Perhaps more than turning to other God’s they were just going through the motions in their worship, and they certainly were not at all careful in their worship, but instead they had become casual. Staying casual long enough will then make you to become calloused. I want to examine “The Great Burden of God” and show how we should be careful and devoted in our worship of God lest we be or become casual and find ourselves just going through the motions.

I. THE REVEALING OF HOW GOD WAS BURDENED…

For one to have a clearer understanding of why God was burdened, one needed to understand what is really going on. It had been around 100 years since the Jews had returned to Palestine. The walls of Jerusalem had been rebuilt and the second temple had been built, and then after the initial revival had taken place, the people were found to be worshipping God with great joy. Now, things are much different…the people and certainly the priests had only become mechanical in their worship, or as already stated, they were just going through the motions. This is a picture of where many of our churches are, and it is devastating. It is devastating because God has to be equally burdened at who we have become when we are only going through the motions. This describes the Laodicean Church Age, where many of our churches are neither cold nor hot…just lukewarm.

A. LOOK AT THE DEFINITION OF THE WORD BURDEN…

BURDEN.—The word so rendered in the OT is derived from a root which means to ‘lift’ or ‘carry.’ It has the two senses of an actual burden and a prophetic utterance. Instances of the former are 2Ki 5:17, Neh 13:19, Num 4:15. Related usages are frequent; in Isa 22:25 the word suggests the pressure of something hanging on a peg, or something heavy or something to be borne…as upon a beast of burden.

B. LOOK AT A DESCRIPTION OF THE WORD BURDEN…

I especially like this word picture of the word burden that I discovered in my studies. The word burden is described by the heavy weight that the donkey or burrow carries, and as he does, it is so heavy that it causes its legs to bend out. In our Text, God is carrying such a burden. It is just like the God of omnipotence is saying that this burden is so heavy that it weighs me down and I am like a little donkey carrying such a heavy load. That is such a graphic way of describing what God is feeling when He says, “The burden of the word of the Lord to Israel by Malachi.”

II. THE REASONS FOR WHY GOD WAS BURDENED…

For these next sub points, I borrow from Warren Weirsbe and make minor changes.

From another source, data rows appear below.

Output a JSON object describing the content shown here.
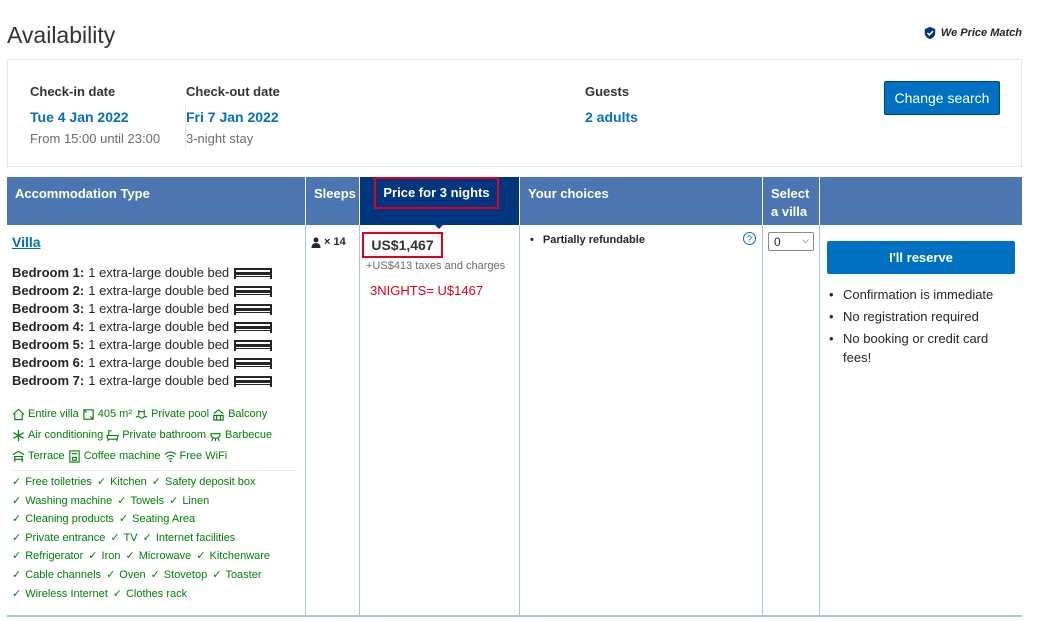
{
  "header": {
    "title": "Availability",
    "price_match": "We Price Match"
  },
  "search": {
    "checkin_label": "Check-in date",
    "checkin_value": "Tue 4 Jan 2022",
    "checkin_sub": "From 15:00 until 23:00",
    "checkout_label": "Check-out date",
    "checkout_value": "Fri 7 Jan 2022",
    "checkout_sub": "3-night stay",
    "guests_label": "Guests",
    "guests_value": "2 adults",
    "change_label": "Change search"
  },
  "table": {
    "headers": {
      "accommodation": "Accommodation Type",
      "sleeps": "Sleeps",
      "price": "Price for 3 nights",
      "choices": "Your choices",
      "select_line1": "Select",
      "select_line2": "a villa"
    },
    "row": {
      "name": "Villa",
      "bedrooms": [
        {
          "label": "Bedroom 1:",
          "bed": "1 extra-large double bed"
        },
        {
          "label": "Bedroom 2:",
          "bed": "1 extra-large double bed"
        },
        {
          "label": "Bedroom 3:",
          "bed": "1 extra-large double bed"
        },
        {
          "label": "Bedroom 4:",
          "bed": "1 extra-large double bed"
        },
        {
          "label": "Bedroom 5:",
          "bed": "1 extra-large double bed"
        },
        {
          "label": "Bedroom 6:",
          "bed": "1 extra-large double bed"
        },
        {
          "label": "Bedroom 7:",
          "bed": "1 extra-large double bed"
        }
      ],
      "facilities": [
        [
          "Entire villa",
          "405 m²",
          "Private pool",
          "Balcony"
        ],
        [
          "Air conditioning",
          "Private bathroom",
          "Barbecue"
        ],
        [
          "Terrace",
          "Coffee machine",
          "Free WiFi"
        ]
      ],
      "amenities": [
        [
          "Free toiletries",
          "Kitchen",
          "Safety deposit box"
        ],
        [
          "Washing machine",
          "Towels",
          "Linen"
        ],
        [
          "Cleaning products",
          "Seating Area"
        ],
        [
          "Private entrance",
          "TV",
          "Internet facilities"
        ],
        [
          "Refrigerator",
          "Iron",
          "Microwave",
          "Kitchenware"
        ],
        [
          "Cable channels",
          "Oven",
          "Stovetop",
          "Toaster"
        ],
        [
          "Wireless Internet",
          "Clothes rack"
        ]
      ],
      "sleeps": "× 14",
      "price": "US$1,467",
      "taxes": "+US$413 taxes and charges",
      "annotation": "3NIGHTS= U$1467",
      "choice": "Partially refundable",
      "select_value": "0",
      "reserve_label": "I'll reserve",
      "reserve_notes": [
        "Confirmation is immediate",
        "No registration required",
        "No booking or credit card fees!"
      ]
    }
  },
  "colors": {
    "accent_blue": "#0071c2",
    "header_blue": "#4b76b2",
    "header_dark": "#003580",
    "green": "#008009",
    "annotation_red": "#e0001a"
  },
  "icons": {
    "price_match": "shield-check-icon",
    "sleeps": "person-icon",
    "bed": "bed-icon",
    "info": "info-icon"
  }
}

I do not know how I can improve on the way that he worded these points, but I am putting my own meat upon the skeleton. It was like one said, you may get your milk from a lot of different cows, but you need to do your own churning. So, I am churning my own butter.

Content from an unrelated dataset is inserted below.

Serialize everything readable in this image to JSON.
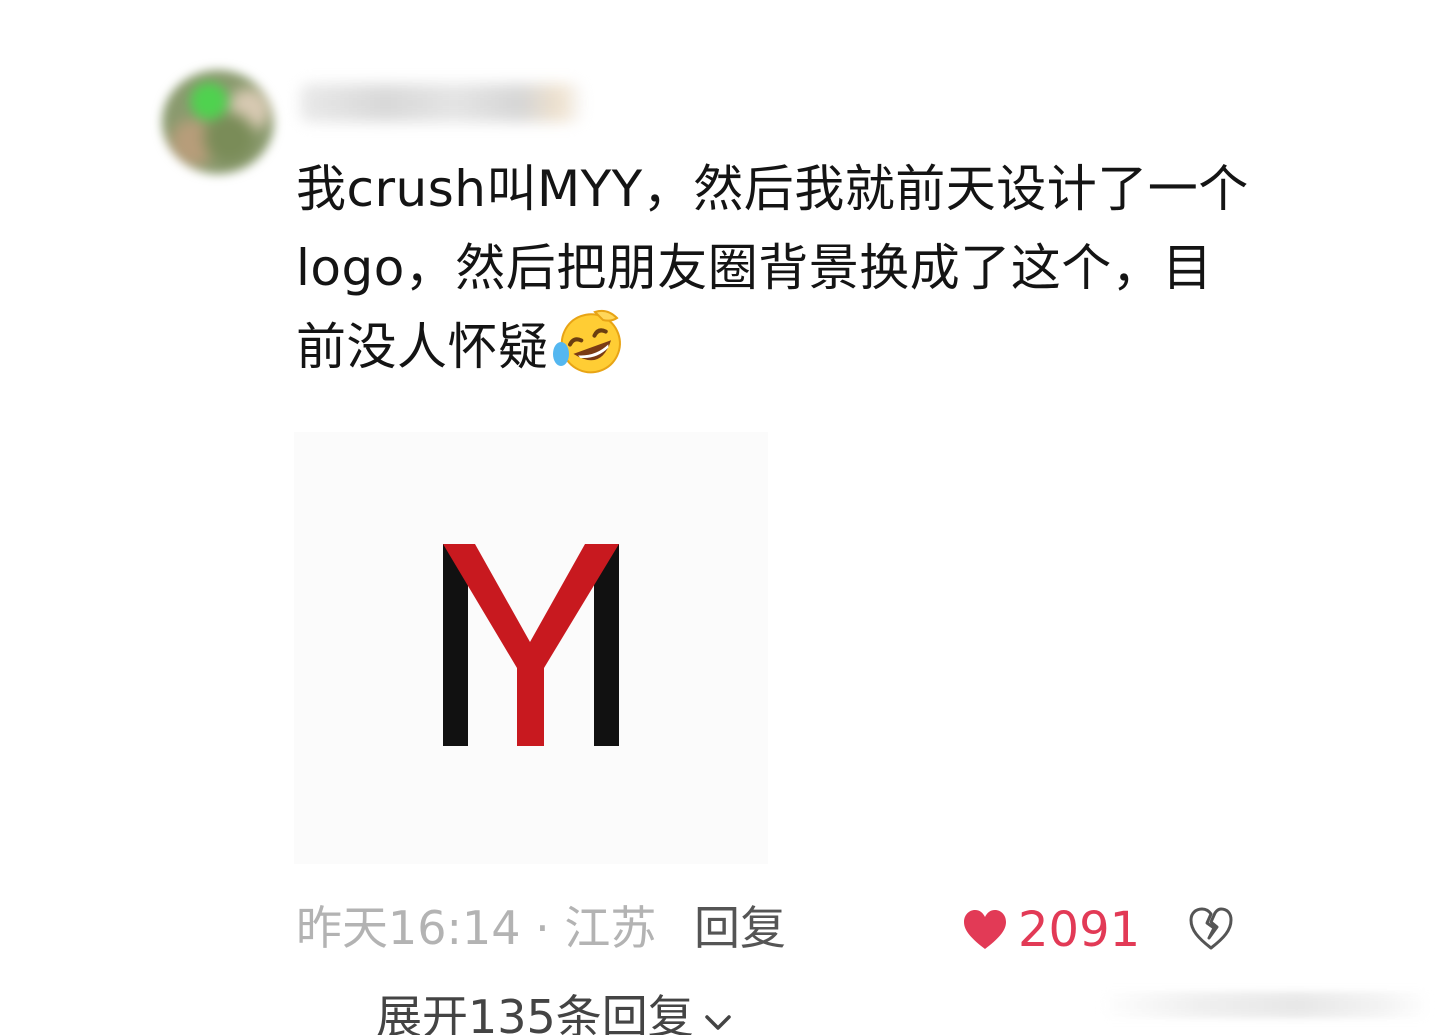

A. The Doubting of God’s Love…(1:1-5)

In verse number two, when I see the questioning of God’s love, that tells me that they had become very selfish. Their selfishness had begun to consume them. A person who has a stingy spirit towards God is a very selfish person. The Lord gives a very good answer that reveals His electing love, that God is also sovereign, not in a fatalist sense as some would contend, but in the sense that He is God and He need not and should not be questioned, or be answerable to anyone, as these backslidden Israelites had done and supposed. The example given in our Text is that of his loving Jacob and hating Esau. This way of expressing such is a means where God chose by His own volition to show His covenant blessings upon whom He desired, and in doing so, showed that loving acceptance to the brother who was perhaps less deserving than the other brother. This is one of the ways that God shows us that His love is not based upon anything that we do, but upon His grace alone.